Preventing hackers from misusing agents is critical to Anthropic's business. The company has gained a competitive edge against rivals like OpenAI with its code agent, Claude Code, and its non-technical applications like the email-handling Claude Cowork.
Anthropic's spokesperson revealed that since its launch last February, Claude Code has reached an annualized revenue of $25 billion, excluding Cowork. This growth helped the company secure $30 billion in funding earlier this month, achieving a pre-money valuation of $350 billion.
However, frequent anomalous agent behavior, such as clearing a user's inbox, could limit user adoption, highlighting the necessity of robust safety measures. Anthropic has already advised Cowork users to "be mindful of Claude's suspicious behavior." The difficulty of defending against such attacks also presents challenges for OpenAI.
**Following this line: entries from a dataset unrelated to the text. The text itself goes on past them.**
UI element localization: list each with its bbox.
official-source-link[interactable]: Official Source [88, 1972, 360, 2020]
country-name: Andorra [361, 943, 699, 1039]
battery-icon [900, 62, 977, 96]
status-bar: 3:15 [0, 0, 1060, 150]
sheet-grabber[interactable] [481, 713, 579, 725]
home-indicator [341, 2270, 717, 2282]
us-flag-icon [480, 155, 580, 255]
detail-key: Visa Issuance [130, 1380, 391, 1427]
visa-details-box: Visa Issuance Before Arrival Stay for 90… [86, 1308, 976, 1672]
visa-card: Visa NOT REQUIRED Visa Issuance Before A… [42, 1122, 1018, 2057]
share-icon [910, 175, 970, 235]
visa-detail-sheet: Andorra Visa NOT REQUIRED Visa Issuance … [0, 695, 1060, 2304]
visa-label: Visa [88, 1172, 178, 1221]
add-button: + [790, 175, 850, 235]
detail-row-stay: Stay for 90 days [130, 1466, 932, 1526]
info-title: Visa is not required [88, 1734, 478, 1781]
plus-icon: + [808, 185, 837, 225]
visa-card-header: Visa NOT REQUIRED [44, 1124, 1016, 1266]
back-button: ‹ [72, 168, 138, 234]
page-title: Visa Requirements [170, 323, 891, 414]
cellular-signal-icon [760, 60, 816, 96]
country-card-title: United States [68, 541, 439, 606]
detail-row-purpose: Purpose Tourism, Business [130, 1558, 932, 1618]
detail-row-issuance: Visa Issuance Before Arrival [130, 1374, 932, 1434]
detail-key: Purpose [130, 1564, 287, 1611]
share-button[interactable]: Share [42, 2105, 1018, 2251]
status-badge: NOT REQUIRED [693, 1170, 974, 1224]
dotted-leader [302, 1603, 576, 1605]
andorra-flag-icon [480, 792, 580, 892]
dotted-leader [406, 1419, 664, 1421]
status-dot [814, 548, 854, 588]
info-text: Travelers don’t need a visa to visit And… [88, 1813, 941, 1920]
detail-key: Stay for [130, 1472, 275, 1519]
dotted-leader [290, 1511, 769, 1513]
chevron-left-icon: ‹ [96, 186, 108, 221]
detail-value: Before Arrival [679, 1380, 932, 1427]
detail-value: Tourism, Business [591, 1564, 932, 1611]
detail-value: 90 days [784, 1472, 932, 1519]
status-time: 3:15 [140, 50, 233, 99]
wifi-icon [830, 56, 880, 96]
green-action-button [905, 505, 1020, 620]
Anthropic researchers also proposed several projects focusing on Chinese AI models, such as replicating innovations from Chinese AI labs. However, Perez noted that no scholars recently chose to pursue these directions, and the reasons for their preference for other topics remain unclear.
Another nine projects aimed to understand the internal workings of AI models, a traditional strength for Anthropic and an area where the company is currently hiring extensively. Related projects include uncovering the mathematical principles behind certain AI models' bizarre behaviors.
For instance, one project seeks to study so-called "large language model mind viruses," such as parasitic personas in AI models: an obsession with spiral patterns or inducing humans to post strange content on social platforms, thereby spreading the "virus" to other models.
This type of research is vital for AI companies, which are willing to offer top researchers compensation packages worth hundreds of millions of dollars. Even for Anthropic's scholars, the compensation is substantial: program application documents indicate that future cohorts will receive a weekly stipend of $3,850, equivalent to an annual salary exceeding $200,000.
Perez stated that beyond supporting core research directions, the scholar program allows Anthropic to explore "more unconventional and offbeat ideas," which may evolve into important research avenues in the future.